1) When shooting multiple elements for a composition, it is important to attempt to match camera angles in order to make visual sense in the final composition. Take notes, whenever possible, indicating camera height, etc. so your images work together.
2) When silhouetting objects, use layer masks instead of erasing to prevent loss of image area that may need to be restored should the silhouette need additional work.
3) Use blending modes. They are some of the most powerful, yet completely underutilized features of Photoshop. Experiment with them when working. I never cease to be amazed at how blending modes contribute to the results of my final work.
4) Use Smart Objects in Photoshop.
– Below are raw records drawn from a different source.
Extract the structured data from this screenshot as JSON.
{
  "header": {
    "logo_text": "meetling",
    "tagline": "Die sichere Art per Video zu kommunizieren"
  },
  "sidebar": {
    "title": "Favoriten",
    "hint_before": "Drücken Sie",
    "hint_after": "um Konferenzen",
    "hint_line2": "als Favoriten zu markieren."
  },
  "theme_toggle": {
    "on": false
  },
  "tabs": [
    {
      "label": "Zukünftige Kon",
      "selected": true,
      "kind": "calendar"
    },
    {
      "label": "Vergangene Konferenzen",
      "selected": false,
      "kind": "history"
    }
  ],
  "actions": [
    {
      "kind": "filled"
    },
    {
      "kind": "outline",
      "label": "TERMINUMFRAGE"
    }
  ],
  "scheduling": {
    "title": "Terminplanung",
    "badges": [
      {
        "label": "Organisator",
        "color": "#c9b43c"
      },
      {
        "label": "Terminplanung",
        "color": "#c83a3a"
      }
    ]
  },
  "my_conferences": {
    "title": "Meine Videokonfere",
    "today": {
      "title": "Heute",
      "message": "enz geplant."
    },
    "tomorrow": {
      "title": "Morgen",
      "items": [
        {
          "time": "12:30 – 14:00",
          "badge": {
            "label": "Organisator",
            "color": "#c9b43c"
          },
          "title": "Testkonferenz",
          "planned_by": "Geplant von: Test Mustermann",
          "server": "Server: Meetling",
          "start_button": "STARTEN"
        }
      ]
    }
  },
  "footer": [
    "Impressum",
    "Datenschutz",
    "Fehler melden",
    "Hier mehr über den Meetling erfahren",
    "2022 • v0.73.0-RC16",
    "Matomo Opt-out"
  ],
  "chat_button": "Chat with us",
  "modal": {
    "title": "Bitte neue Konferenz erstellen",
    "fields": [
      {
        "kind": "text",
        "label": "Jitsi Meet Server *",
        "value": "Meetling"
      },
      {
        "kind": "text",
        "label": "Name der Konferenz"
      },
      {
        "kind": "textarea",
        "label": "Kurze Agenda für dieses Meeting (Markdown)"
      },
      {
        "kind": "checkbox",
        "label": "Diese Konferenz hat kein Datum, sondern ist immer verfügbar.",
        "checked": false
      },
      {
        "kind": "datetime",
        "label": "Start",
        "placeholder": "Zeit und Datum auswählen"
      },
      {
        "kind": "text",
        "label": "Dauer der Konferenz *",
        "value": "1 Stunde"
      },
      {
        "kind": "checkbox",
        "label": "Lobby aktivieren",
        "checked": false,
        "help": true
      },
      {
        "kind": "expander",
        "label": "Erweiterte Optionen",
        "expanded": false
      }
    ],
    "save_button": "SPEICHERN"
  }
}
This is also a very underutilized feature. When filters or effects are added to Smart Objects, they turn into Smart Filters. Everything about them can be edited, including separate blending modes, plus you have the ability to turn the effects/filters on and off the same way you can turn layers on and off.
An art director once promised me that he would not attempt photography if I promised not to attempt illustration. It is a promise I have not been able to keep. I was an early pioneer in digital photography, starting in the mid '80s with an IBM computer and some simple software. I worked on the permanent collection of New York's MoMA, have won numerous awards for my special effects and still life work in pharmaceutical advertising, and taught photography, Lightroom and Photoshop at the prestigious Fashion Institute of Technology for nine years. Now I privately tutor a small group of selected students and continue to shoot for stock and assignments at my studio and on location. I live in Brooklyn, New York, with my partner, Vicki, and two cats.